A series of aluminum complexes of amine biphenolate ligands that contain distinct N‐alkyl substituents have been prepared and employed for ring‐opening polymerization (ROP) of ϵ‐caprolactone (ϵ‐CL). Alkane elimination of trimethylaluminum with H2[R‐ONO] ([R‐ONO]2− = [RN(CH2‐2‐O‐3,5‐C6H2(tBu)2)2]2−; R = tBu (1a), iPr (1b), nPr (1c)) in toluene solutions at 25 °C produces colorless crystalline [R‐ONO]AlMe (2a‐c). X‐ray diffraction studies of these organoaluminum complexes showed them to be four‐coordinate species having a distorted tetrahedral coordination core. In the presence of benzyl alcohol, complexes 2a‐c are all active catalyst precursors for ROP of ϵ‐CL. The ROP rates of ϵ‐CL are clearly a function of the steric sizes of the N‐alkyl substituents, following an increasing order 2a < 2b < 2c.
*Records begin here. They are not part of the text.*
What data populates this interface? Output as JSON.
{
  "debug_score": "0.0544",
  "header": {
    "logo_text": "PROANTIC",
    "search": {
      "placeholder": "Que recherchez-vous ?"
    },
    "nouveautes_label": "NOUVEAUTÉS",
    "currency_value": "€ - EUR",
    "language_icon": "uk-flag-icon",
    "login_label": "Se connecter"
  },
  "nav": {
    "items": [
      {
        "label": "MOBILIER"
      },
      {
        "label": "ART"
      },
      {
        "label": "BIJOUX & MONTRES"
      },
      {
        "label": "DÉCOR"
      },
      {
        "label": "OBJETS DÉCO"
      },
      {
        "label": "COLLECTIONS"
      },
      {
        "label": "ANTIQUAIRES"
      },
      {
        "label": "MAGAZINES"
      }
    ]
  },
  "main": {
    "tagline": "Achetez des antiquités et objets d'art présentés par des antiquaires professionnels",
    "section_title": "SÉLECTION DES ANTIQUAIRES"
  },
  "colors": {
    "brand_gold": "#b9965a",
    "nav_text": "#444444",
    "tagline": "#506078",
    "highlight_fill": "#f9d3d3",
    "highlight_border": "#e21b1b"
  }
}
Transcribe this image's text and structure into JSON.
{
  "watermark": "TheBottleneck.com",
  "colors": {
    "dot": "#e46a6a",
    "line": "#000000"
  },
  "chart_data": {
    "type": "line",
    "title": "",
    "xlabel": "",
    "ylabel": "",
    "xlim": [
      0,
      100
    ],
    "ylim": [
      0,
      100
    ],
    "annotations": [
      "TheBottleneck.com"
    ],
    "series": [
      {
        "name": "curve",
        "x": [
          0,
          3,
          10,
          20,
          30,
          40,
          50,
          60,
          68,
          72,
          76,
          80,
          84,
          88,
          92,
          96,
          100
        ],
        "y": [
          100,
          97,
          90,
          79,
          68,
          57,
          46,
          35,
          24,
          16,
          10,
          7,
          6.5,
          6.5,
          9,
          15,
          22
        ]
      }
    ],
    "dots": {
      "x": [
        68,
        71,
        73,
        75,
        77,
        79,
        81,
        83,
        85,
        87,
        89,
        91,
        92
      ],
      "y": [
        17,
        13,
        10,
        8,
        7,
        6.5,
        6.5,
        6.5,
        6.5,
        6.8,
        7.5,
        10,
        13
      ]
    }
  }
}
Interestingly, both 2b and 2c exhibit controlled ROP catalysis whereas 2a gives low molecular weight oligomers under identical conditions. In ROP catalyzed with 2b or 2c, the ϵ‐CL disappearance rates follow pseudofirst order kinetics, with the latter being about 2.86(2) times faster than the former. Complex 2b outperforms 2c in view of maintaining controlled ROP catalysis in reactions with extremely high monomerto‐catalyst ratios. The complex constitution‐reactivity relationship is discussed. The identity of N‐substituted alkyls in aluminum amine biphenolate complexes was found to have substantial impacts on both polymerization rates and molecular weight distributions in ring‐opening polymerization catalysis.